During my writing week, I had several bouts of listlessness, times when I was forced to realize my passion had diminished. Whether from exhaustion or boredom or simply because I had run out of things to say (or interesting ways to say them), I realized the fire inside had gone out. Please understand, when you’ve only got a week to write a 50,000-60,000 word manuscript, you cannot afford the luxury of waiting for your passion to reignite itself; no, you’ve got to do everything you can in order to get that flame white-hot as fast as possible.

I returned to the metaphor of fire for inspiration.

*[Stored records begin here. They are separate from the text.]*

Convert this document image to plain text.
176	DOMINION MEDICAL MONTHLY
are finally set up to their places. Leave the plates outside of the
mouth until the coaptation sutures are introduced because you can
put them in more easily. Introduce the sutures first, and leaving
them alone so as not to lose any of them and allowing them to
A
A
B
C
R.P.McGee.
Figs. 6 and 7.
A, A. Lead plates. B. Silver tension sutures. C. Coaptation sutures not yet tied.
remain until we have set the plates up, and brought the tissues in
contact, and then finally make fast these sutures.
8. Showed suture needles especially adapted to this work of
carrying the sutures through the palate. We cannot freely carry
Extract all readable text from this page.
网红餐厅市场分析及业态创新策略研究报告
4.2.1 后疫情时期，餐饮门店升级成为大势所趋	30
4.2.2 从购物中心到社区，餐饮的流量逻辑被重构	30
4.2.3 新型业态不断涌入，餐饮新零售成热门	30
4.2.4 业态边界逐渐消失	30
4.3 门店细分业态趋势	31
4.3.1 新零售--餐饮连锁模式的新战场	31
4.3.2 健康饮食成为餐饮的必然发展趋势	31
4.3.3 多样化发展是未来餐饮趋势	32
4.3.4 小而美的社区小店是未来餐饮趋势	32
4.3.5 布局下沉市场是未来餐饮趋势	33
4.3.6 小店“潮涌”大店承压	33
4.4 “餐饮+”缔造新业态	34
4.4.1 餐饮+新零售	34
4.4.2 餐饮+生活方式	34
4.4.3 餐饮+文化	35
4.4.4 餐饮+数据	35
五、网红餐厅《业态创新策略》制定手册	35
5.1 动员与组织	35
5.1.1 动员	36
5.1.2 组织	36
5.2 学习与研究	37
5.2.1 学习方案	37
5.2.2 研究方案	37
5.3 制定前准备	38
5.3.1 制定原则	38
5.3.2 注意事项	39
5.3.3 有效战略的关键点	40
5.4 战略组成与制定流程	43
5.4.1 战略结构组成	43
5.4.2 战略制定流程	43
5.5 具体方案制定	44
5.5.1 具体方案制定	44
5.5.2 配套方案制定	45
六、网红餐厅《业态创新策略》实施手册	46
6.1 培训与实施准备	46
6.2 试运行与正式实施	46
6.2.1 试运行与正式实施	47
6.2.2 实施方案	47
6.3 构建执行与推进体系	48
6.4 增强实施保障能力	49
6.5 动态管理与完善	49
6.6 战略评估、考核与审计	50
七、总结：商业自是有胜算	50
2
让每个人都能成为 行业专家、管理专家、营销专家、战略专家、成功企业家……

Every fire needs two kinds of fuel: kindling and firewood. You use kindling (and maybe some paper or lighter fluid) to get the fire started. Kindling burns easily, but is also consumed quickly. Our passions also have kindling—ideas, insights, role models, or materials that cause our imaginations to flare up and kick us into high gear. Firewood is the fuel that keeps the fire burning longest and hottest. You can’t use firewood to start the fire, but you can’t sustain it with kindling. The firewood of our passion is usually the hard stuff—the intense research, the discipline and practice, the late hours, etc.—that requires much effort for a more sustainable yield.

When I was writing The Garden-City Epistles and felt my passion flag, I turned first to the kindling—the City Psalms (Psalm 46, for example), Revelation 21, or the writing of Tim Keller—but, eventually, the kindling did little to stoke my fire. I was then forced to use the big wood—Jacques Ellul, Harvie Conn, GK Beale—which made things slower, but also added a layer of necessary credibility to my writing that, otherwise, would not have been present.

Both kinds of fuel were needed in order to sustain my passion.

What’s your passion? What got you interested in it in the first place? What triggered your enthusiasm? Have you gone back to that kindling for renewed passion?

If you have, you probably know there are only so many times you can remember your conversion, or fall in love with that cute smile, or experience the joy of jumping around just for fun. There comes a time when the first spark ceases to spark. We become bored.

I think this happens to many Christian kids who grow up in Christian homes. They’ve heard it all and seen it all and feel like they know it all, even if they’re self-aware enough to realize they do not. Unless they do the hard work of chasing down unexplored avenues of faith, learning new ways to read scripture and pray, they will spend their lives as bored, listless, cultural Christians with no resemblance to the heroes in the Second Testament.

And so will you.

We’re the ones responsible for keeping our fire burning hot. We can’t just hope it happens on its own. We have to feed the fire within us. We have to use the fast-burning, super-exciting stuff to get our fires hot enough to burn the stuff that lasts.